È uno dei miti più diffusi tra gli automobilisti, ma dal punto di vista fisico e tecnico sfuggire a un moderno autovelox con un normale veicolo stradale è praticamente impossibile.
L'idea può far sorridere: secondo questa storia, basta andare abbastanza forte e la telecamera non riuscirà mai a scattare un'immagine utilizzabile. In realtà, i moderni sistemi di controllo della velocità sono progettati proprio per impedire un trucco del genere.
Tempi di scatto rapidissimi lasciano pochissimo al caso.
Gli autovelox stradali e urbani di oggi utilizzano sensori di livello industriale con tempi di esposizione misurati in frazioni di millisecondo, in genere tra 1/1.000 e 1/10.000 di secondo.

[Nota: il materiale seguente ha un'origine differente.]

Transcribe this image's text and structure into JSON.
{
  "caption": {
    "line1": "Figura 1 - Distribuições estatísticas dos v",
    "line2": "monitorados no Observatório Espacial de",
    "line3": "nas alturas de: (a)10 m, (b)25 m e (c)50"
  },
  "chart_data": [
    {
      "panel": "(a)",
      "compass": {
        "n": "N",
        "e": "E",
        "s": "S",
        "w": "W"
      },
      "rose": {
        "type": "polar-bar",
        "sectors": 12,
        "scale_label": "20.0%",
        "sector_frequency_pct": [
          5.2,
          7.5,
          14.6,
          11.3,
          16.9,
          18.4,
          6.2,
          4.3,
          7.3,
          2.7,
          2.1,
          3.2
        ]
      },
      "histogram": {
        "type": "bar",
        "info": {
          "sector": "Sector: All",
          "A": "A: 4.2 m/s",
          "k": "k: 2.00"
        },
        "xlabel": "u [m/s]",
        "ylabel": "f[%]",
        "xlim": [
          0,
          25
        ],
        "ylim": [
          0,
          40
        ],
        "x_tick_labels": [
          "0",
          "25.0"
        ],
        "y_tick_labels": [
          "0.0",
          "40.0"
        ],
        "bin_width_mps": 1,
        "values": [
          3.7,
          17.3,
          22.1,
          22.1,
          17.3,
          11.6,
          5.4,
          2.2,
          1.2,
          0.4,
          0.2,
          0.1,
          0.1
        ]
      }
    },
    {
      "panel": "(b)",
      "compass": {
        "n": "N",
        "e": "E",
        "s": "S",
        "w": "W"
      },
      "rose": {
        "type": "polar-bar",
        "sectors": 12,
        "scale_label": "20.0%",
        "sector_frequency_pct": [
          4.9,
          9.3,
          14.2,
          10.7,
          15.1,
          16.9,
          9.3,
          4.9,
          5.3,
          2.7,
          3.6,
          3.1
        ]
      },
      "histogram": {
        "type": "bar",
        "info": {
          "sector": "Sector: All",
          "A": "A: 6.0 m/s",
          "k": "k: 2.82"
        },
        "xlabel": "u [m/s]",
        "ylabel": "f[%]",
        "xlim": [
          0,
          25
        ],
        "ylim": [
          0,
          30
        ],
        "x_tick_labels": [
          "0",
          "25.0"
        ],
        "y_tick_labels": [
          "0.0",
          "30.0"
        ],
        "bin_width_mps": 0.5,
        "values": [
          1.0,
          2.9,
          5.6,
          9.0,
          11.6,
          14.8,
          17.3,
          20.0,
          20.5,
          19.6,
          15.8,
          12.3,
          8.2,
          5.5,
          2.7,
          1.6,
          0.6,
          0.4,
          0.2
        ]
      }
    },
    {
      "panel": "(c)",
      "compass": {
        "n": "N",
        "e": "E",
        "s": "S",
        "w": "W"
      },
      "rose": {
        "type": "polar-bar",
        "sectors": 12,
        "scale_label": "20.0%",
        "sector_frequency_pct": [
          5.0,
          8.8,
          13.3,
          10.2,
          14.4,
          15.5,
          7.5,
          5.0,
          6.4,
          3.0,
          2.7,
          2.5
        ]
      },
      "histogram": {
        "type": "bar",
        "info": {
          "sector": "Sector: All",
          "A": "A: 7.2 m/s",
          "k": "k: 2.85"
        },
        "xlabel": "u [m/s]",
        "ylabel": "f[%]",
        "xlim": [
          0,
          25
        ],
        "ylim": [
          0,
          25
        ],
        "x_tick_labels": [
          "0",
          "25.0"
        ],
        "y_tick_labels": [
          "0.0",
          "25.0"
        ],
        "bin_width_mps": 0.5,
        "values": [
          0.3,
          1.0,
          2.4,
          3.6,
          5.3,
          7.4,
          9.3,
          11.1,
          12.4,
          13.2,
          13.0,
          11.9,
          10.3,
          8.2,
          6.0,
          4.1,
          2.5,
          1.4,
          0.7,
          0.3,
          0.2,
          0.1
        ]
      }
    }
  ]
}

Anche a 300 km/h, un'auto percorre solo circa 8 centimetri in un millisecondo. Con tempi di esposizione di questo tipo, l'immagine resta abbastanza nitida da permettere l'identificazione della targa e del conducente senza particolari difficoltà. L'auto si muove velocemente, ma non abbastanza da battere la fisica della telecamera.
Il punto più importante è un altro: i sistemi moderni non aspettano che il veicolo arrivi esattamente davanti alla telecamera. In Estonia e in molti altri Paesi, apparecchiature come Poliscan misurano il veicolo molto prima che venga scattata la fotografia.
Di solito i sensori seguono il veicolo da una distanza compresa tra circa 20 e 50 metri. Il computer calcola poi il momento esatto in cui l'auto entrerà nella zona di ripresa. Poiché il sistema conosce già la velocità del veicolo, sa anche, con precisione nell'ordine dei millisecondi, quando attivare l'otturatore. In altre parole, la telecamera non reagisce in ritardo. È pronta con largo anticipo.
La velocità necessaria sarebbe assurda.
I test hanno mostrato che, per mettere davvero in difficoltà un autovelox nella cattura dell'immagine, un veicolo dovrebbe viaggiare a qualcosa come 800-1.000 km/h, cioè vicino alla velocità del suono. Un'auto di normale produzione non ci arriva. E, naturalmente, nemmeno un trattore.
Ecco perché questa vecchia teoria continua a circolare, ma non regge davvero al confronto con l'ingegneria. I moderni autovelox sono stati progettati per gestire traffico veloce e, secondo gli standard attuali, anche 300 km/h non rappresentano una sorta di velocità di fuga. Sono semplicemente un valore che il sistema è perfettamente in grado di gestire.